Чтение онлайн

ЖАНРЫ

Сечень. Повесть об Иване Бабушкине
Шрифт:

— Изволите гневаться, касатик, — радовался старик гневу Савина, протягивая руку к Бялых, чтобы подал палку. — Не довезли ружьишки до Иркутска? Давеча от Мысовой отъезжал, как великий князь, своим поездом, а нынче — каторжник, а то и похуже… Он провел ребром ладони по заросшей волосами шее.

— Савин! Савин! — тихо повторял Марцинкевич, опробовал сладостное имя на вкус, ждал, когда утихнет дрожь торжества.

— Уберите же этого хама, господин полковник! — Бабушкин нарочно обратился к Энгельке, хотя и уразумел, что дело они будут иметь с почтовым чиновником. — Неужто в отношениях между людьми приличными, даже в крайности, нужен еще и холуй!

— А ты

кто таков?! — Марцинкевич рванулся к Бабушкину, нарушив методу, — паучье, медлительное выжидание момента действовать наверняка. Сероглазый презрительный человек не опасался его, не хотел замечать. Он словно отгораживал от Марцинкевича телеграфистов — сословие, отданное, начиная с Омска, лично ему на суд и расправу.

— Я пожалуюсь барону! — Бабушкин держался своего, смотрел в мертвое, серое лицо Энгельке поверх темных, нафиксатуаренных волос Марцинкевича. — Продержать солдата, защитника России на морозе всю ночь — это ли не грех, господин полковник!

Марцинкевича надо выбить из наезженной колеи, держаться дерзко, без страха, намекнуть на его ничтожество, и тогда можно ждать неистовства и ошибки.
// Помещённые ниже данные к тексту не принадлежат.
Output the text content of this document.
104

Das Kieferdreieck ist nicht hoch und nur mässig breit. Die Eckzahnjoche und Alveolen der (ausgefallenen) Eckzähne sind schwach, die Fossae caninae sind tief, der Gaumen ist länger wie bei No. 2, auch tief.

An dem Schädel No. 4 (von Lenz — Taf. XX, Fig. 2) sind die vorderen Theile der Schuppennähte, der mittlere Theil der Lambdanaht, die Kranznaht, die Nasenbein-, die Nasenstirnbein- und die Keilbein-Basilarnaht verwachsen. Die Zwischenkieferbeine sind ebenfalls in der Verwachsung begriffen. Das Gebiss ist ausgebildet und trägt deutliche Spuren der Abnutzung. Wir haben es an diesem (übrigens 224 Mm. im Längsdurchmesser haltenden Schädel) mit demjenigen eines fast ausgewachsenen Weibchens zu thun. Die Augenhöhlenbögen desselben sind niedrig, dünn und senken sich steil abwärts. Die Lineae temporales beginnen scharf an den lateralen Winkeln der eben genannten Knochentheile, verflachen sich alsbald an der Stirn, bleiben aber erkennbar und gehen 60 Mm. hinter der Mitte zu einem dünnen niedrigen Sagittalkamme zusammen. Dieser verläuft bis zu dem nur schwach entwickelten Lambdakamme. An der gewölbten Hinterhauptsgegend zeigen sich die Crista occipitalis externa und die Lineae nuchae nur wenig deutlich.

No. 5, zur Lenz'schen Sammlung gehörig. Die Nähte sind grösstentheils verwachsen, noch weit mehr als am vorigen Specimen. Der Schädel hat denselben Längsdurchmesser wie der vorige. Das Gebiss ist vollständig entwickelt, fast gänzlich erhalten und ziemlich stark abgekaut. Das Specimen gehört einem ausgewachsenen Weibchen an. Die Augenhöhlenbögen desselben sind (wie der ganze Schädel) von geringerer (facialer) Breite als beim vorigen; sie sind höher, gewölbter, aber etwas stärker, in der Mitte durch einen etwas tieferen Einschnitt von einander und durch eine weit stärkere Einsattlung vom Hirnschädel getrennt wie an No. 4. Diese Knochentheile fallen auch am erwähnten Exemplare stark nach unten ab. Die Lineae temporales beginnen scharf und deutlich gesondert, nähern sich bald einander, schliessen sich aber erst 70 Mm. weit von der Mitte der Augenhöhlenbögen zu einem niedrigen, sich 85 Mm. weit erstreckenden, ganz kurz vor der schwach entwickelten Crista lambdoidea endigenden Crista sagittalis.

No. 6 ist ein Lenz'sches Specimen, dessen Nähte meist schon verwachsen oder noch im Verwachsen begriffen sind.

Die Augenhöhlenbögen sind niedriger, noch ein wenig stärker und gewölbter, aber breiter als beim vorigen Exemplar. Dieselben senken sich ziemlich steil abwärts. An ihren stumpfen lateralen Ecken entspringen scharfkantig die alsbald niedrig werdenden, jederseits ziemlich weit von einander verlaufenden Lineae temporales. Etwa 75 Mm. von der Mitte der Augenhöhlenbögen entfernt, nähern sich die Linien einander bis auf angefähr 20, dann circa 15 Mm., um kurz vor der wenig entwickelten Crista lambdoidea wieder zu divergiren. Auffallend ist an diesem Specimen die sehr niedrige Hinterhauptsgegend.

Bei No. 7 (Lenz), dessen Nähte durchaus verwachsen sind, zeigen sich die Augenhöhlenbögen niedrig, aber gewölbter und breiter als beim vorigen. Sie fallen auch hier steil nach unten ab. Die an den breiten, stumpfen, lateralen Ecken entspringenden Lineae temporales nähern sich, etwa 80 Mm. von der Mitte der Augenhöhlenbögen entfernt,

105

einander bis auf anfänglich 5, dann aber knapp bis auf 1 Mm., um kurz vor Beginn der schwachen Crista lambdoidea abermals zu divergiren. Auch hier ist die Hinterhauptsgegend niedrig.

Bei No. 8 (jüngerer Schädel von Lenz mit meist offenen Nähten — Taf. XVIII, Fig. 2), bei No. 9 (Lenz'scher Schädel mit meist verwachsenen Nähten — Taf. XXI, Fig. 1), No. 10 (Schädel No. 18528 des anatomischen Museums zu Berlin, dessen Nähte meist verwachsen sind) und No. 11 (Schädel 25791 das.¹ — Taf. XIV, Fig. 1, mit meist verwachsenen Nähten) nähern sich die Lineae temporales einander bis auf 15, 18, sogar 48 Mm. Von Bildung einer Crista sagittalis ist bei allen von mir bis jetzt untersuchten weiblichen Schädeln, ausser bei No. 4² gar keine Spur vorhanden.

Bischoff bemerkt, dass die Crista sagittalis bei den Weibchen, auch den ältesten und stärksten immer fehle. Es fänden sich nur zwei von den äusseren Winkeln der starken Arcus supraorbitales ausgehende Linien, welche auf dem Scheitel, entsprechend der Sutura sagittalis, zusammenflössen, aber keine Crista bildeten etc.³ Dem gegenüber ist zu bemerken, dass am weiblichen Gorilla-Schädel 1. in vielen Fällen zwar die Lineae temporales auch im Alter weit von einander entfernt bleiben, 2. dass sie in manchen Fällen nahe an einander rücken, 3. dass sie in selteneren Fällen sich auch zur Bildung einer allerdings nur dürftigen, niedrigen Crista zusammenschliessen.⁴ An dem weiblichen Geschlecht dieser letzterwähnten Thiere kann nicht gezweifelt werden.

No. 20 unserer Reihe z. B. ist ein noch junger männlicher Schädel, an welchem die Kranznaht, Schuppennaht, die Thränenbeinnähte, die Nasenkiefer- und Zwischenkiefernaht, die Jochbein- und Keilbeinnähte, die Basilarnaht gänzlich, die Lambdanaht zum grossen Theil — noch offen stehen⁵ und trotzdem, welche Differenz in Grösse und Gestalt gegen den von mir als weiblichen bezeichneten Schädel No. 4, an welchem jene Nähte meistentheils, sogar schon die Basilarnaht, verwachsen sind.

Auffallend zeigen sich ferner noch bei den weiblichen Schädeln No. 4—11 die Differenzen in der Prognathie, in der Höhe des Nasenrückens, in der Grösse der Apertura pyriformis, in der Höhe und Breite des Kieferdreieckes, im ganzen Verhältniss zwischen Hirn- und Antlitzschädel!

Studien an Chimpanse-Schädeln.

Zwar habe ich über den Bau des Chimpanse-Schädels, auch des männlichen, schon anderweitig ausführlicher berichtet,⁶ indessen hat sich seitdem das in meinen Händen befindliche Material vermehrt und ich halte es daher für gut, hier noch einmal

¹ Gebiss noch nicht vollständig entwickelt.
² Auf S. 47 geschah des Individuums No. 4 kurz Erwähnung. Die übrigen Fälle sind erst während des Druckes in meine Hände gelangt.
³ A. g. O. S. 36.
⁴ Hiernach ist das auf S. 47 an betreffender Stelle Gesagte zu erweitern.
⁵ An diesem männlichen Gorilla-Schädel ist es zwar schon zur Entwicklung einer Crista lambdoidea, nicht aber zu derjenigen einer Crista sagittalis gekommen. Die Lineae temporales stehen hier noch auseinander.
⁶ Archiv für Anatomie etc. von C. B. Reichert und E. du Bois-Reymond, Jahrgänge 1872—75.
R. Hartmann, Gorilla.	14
И правда: Марцинкевич вцепился руками в отвороты его пиджака так, что не сразу удалось и стряхнуть его, кривил налитое кровью лицо, орал, что барон не станет слушать злоумышленника против престола, что хотя барон и рядом, но для таких проходимцев он дальше, чем Луна от Земли и Мысовая от Петербурга.

— А ведь господин болен, — сочувственно сказал Бабушкин Энгельке, поправляя помятые лацканы. — Я в холеру при докторе состоял, добровольно, единственно по долгу и велению совести. И скажу вам: болен, господин весьма болен.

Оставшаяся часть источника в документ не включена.